Goodbye Ceausescu

A u fil de sa vie, tout le monde connaît, à un moment ou un autre, une inclinaison, une curiosité ou une préférence pour une ville, une région ou un pays. Pour certains, c’est l’Égypte et ses Pharaons, d’autres New York et le rêve américain ou, plus près d’ici, la Bretagne et son climat. Pour Romain Dutter, c’est la Roumanie. Pourquoi ? Peut-être est-ce dû à la révolution de décembre 1989 quand le dictateur Ceausescu fut déboulonné et exécuté pratiquement en direct à la télévision. À neuf ans, ce genre d’images marque. Ensuite, il y a eu la mode de la musique tzigane avec le Taraf de Haïdouks et quelques coups de génie de Gheorghe Haji durant la coupe du monde de 1994. Tout ça fait que la Roumanie est toujours restée dans un coin de sa tête. Des années plus tard, une demi-douzaine de voyages sur place et pas mal de lectures sur le sujet, c’est encore le cas.

Judicieusement sous-titré Road-trip documentaire dans la Roumanie post-communiste, Goodbye Ceausescu suit le trajet du voyageur-narrateur à Bucarest (à ne pas confondre avec Budapest), à travers la Transylvanie et la Valachie, puis fait un crochet en Moldavie (à ne pas mélanger avec la République de Moldavie voisine) et dans le delta du Danube. Moult explications dignes des meilleurs guides de voyage bleus ou verts et d’innombrables rencontres avec des habitants et acteurs culturels forment la colonne vertébrale de ce copieux livre. Les propos sont divers et nombreux, les anecdotes pertinentes et, globalement, le portrait s’avère complet et équilibré. Dommage cependant que le côté purement factuel prenne quasiment le pas sur la bourlingue. Oui, les rappels historiques et les détails géographiques sont bienvenus, mais où est l’émotion de la découverte et la chaleur de l’accueil des Roumains croisés sur la route ? La volonté de démystifier le pays de Vlad l’Empaleur et d’aller au-delà des idées reçues envers les Roms est évidemment à saluer. Par contre, sur la longueur, la lecture finit par ressembler plus à une page Wikipédia exhaustive qu’à une BD d’évasion. Une chose est néanmoins certaine, Dutter est généreux et veut partager sa passion et ses expériences.

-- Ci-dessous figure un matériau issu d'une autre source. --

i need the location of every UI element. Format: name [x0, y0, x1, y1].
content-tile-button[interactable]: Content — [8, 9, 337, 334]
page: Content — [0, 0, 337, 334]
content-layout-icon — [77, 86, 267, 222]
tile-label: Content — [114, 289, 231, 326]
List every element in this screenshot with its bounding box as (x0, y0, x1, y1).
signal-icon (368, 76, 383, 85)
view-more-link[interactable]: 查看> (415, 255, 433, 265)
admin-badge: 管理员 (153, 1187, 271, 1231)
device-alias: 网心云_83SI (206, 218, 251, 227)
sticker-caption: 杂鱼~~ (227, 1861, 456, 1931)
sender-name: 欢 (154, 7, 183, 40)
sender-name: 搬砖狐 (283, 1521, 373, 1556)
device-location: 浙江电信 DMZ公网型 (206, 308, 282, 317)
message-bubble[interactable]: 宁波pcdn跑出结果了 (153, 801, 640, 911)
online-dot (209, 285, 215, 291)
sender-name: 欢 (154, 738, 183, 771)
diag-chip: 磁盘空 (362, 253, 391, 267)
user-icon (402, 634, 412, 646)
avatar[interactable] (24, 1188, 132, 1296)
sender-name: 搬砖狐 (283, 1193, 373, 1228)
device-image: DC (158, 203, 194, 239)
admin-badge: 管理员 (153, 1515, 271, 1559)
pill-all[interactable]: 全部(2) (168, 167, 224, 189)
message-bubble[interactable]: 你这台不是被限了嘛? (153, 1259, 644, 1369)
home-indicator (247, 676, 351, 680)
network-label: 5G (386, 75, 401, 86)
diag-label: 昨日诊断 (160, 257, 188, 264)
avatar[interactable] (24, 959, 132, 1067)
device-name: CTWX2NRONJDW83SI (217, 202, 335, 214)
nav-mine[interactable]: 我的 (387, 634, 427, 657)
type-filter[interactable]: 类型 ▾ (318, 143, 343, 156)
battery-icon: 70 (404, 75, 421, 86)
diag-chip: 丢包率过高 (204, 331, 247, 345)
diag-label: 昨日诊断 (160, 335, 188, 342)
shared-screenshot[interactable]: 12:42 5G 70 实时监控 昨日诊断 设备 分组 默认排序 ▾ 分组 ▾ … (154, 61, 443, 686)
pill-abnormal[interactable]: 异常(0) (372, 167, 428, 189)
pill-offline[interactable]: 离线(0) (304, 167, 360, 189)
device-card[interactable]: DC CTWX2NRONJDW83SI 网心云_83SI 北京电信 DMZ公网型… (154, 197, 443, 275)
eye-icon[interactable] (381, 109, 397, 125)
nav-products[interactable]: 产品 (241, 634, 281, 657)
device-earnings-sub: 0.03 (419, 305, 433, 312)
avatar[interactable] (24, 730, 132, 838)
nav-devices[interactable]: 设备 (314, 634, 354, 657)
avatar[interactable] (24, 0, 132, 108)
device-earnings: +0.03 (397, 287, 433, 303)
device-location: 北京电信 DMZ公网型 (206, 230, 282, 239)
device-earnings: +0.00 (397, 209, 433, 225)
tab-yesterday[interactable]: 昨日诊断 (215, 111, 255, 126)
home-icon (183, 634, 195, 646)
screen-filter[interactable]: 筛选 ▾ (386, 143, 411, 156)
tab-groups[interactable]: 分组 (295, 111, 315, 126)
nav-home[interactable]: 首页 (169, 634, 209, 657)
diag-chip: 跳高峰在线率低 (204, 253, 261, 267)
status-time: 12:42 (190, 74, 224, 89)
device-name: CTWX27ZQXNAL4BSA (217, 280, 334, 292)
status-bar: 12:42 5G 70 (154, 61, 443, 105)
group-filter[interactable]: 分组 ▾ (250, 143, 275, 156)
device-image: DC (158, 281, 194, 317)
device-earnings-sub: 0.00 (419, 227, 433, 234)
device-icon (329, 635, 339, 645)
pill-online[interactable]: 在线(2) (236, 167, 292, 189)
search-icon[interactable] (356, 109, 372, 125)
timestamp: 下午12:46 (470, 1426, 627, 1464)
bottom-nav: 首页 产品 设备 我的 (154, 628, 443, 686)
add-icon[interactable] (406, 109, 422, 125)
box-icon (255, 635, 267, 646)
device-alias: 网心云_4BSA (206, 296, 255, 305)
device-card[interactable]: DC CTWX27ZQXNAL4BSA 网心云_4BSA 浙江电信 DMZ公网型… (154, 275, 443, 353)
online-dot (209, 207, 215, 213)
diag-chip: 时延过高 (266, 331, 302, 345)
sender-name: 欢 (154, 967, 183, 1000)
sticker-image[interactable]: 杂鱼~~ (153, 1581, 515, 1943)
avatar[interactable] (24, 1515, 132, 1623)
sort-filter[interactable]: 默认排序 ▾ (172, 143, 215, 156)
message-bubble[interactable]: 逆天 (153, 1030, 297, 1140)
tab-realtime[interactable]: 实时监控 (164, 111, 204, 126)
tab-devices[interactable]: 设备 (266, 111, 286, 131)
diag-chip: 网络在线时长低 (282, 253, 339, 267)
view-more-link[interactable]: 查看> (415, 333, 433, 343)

Une partie de cette impression «synthétique» est peut-être à mettre au crédit de Bouqé, dont le trait très basique, voire pauvre, rend ces pérégrinations particulièrement fades. En effet, si narrativement l’album est bien construit et raconté, les illustrations qu’en tire le dessinateur se montrent peu habitées et, plus grave, aucunement inspirantes ou invitantes. Les paysages, les bâtiments marquants, une avenue démesurée héritée du communisme ou une simple ruelle, tout est dépeint de la même manière, sans réel souffle ou ressenti. Paul Bona a bien essayé de donner une identité aux chapitres et régions visitées en les dotant d’une couleur propre. L’idée est intéressante, mais se révèle rapidement insuffisante pour procurer une identité tangible à l’ouvrage.

Appliqué et reposant sur une vraie volonté de faire découvrir une nation européenne proche et méconnue, Goodbye Ceausescu se prend trop au sérieux et, à force de se coller uniquement aux faits, oublie la part poétique de l’errance si chère à Nicolas Bouvier.